Even though Adoptions With Love knew it could not rely on Fisher for the long-term it let her continue working there for almost another six months. It then terminated her, I assume once it found someone it could depend upon to do the job into the future.
Fisher filed an ethics complaint against Goldberg, That went nowhere. There is no ethical violation.
Fisher took a risk working one job and trying to find another. Many people do that. They hope their employer does not find out about their plans. Often, more often than many realize, a person receiving the application will call up the person’s present employer to check on the person and to learn why she is dissatisfied with her position.
Once Fisher saw she had no remedy, she connected with Frank Philips. He had previously written a story about one of Goldberg’s agencies. In an editorial the paper wrote about the Philips article it stated: “although her actions were legal, they don’t pass the smell test.” What smell test? She did what she should have done.
The paper ended “that sensitive state information such as job applications should be treated with respect.” Interestingly that is exactly what Goldberg did. So where’s the story?
I’d add, job applications are not “sensitive state information.” There is no requirement that state officials keep such matters confidential. Is not The Boston Globe the newspaper that condemned the actions of a former probation commissioner for not hiring the most qualified employees? To do that is it not necessary that state officials perform due diligence by inquiring about the work habits and ethics of the person seeking a position by reaching out to the applicant’s employer.
The blame is being misplaced in this case. Goldberg did everything correctly and openly. It is Fisher who was working one job while looking for another behind her employer’s back. That’s often done but when discovered by a small agency dependent upon that person it will cause problems. That’s the risk the employee takes.

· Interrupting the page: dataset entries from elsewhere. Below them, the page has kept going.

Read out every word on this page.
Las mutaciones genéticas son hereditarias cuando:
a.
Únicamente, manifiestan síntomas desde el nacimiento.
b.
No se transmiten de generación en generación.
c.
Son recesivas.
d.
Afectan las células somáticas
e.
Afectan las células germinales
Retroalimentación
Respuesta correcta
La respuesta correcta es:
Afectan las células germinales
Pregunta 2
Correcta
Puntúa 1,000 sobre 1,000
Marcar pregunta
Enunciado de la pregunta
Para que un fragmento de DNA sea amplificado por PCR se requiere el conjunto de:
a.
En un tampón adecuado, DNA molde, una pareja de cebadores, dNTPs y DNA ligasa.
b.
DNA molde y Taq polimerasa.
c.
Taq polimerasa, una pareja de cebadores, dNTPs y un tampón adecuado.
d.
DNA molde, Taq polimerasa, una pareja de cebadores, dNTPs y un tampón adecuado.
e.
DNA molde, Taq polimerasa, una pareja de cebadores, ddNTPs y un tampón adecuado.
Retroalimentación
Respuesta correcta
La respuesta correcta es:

When Goldberg inadvertently found out about it she did the right thing. She told Fisher to tell her employer. That this even became a news story followed by an editorial makes one wonder what is the paper’s agenda when it comes to Goldberg who from all I can tell from my distance is that she is doing the job the way it should be done.
Many of us may be swayed too easily by the Globe, its columnists and editors. (Check out Farragher’s column this morning.)

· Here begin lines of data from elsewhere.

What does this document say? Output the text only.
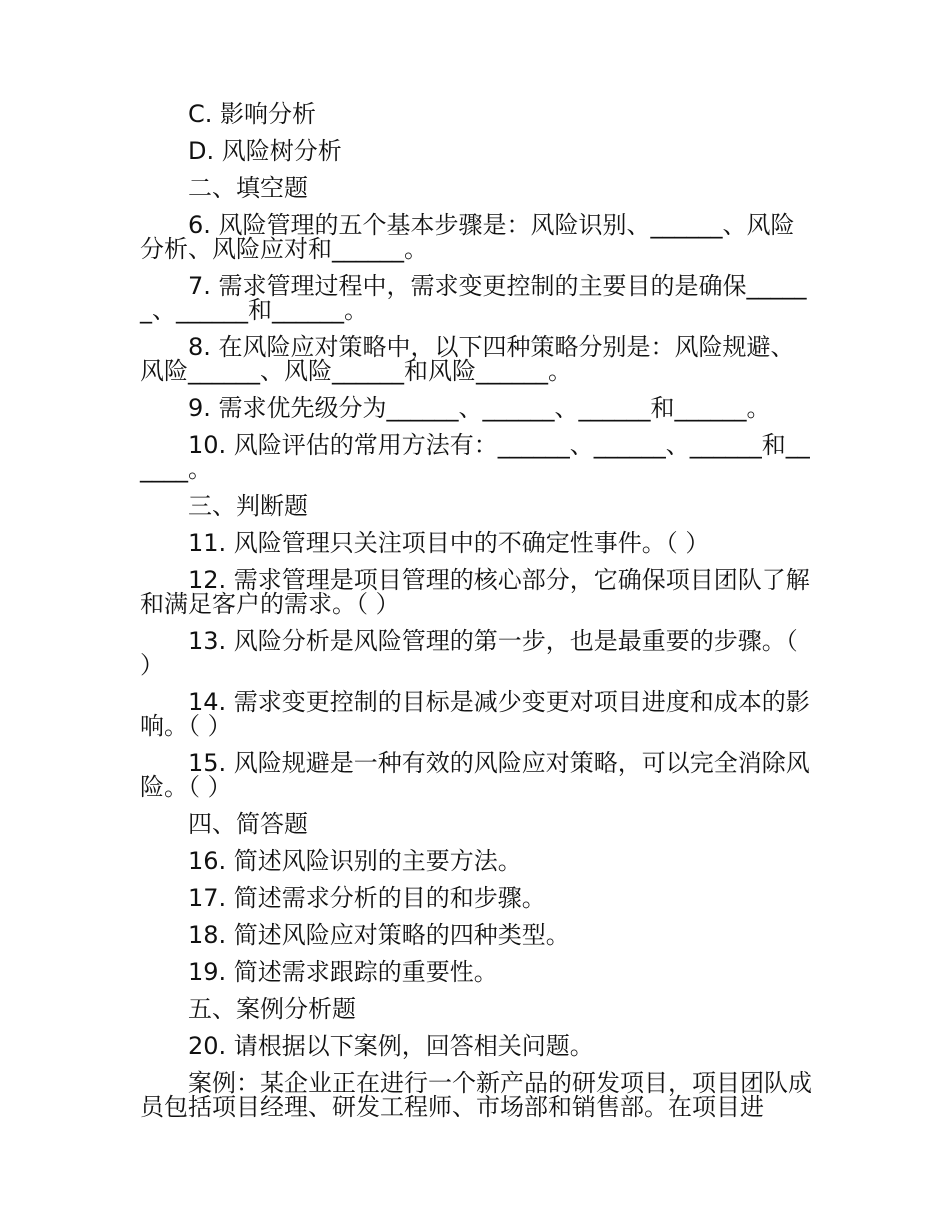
C. 影响分析

D. 风险树分析

二、填空题

6. 风险管理的五个基本步骤是：风险识别、______、风险分析、风险应对和______。

7. 需求管理过程中，需求变更控制的主要目的是确保______、______和______。

8. 在风险应对策略中，以下四种策略分别是：风险规避、风险______、风险______和风险______。

9. 需求优先级分为______、______、______和______。

10. 风险评估的常用方法有：______、______、______和______。

三、判断题

11. 风险管理只关注项目中的不确定性事件。（ ）

12. 需求管理是项目管理的核心部分，它确保项目团队了解和满足客户的需求。（ ）

13. 风险分析是风险管理的第一步，也是最重要的步骤。（ ）

14. 需求变更控制的目标是减少变更对项目进度和成本的影响。（ ）

15. 风险规避是一种有效的风险应对策略，可以完全消除风险。（ ）

四、简答题

16. 简述风险识别的主要方法。

17. 简述需求分析的目的和步骤。

18. 简述风险应对策略的四种类型。

19. 简述需求跟踪的重要性。

五、案例分析题

20. 请根据以下案例，回答相关问题。

案例：某企业正在进行一个新产品的研发项目，项目团队成员包括项目经理、研发工程师、市场部和销售部。在项目进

But I think this is a case in which we see a true crumb in action-in the person of Goldberg. Unfortunately, she appears to have what it takes to succeed politically in this state, and so will likely be around for some time. How sad.
GOK:
I missed the Farragher story so thanks. It is the typical Globe pile on, a story, an editorial, and a columnist, all writing about nothing. It is done to intimidate Goldberg and it is succeeding since she is afraid to stand her own ground. They have her on the run now. you may be right that Goldberg is “a crumb in action;” as I said I know little about her but in the matter at issue I don’t see what else she could have done.
I’d guess you are right about her being around a long time – she’s got all those Stop and Shop bucks behind her. I just hope she’s better than you seem to think she is.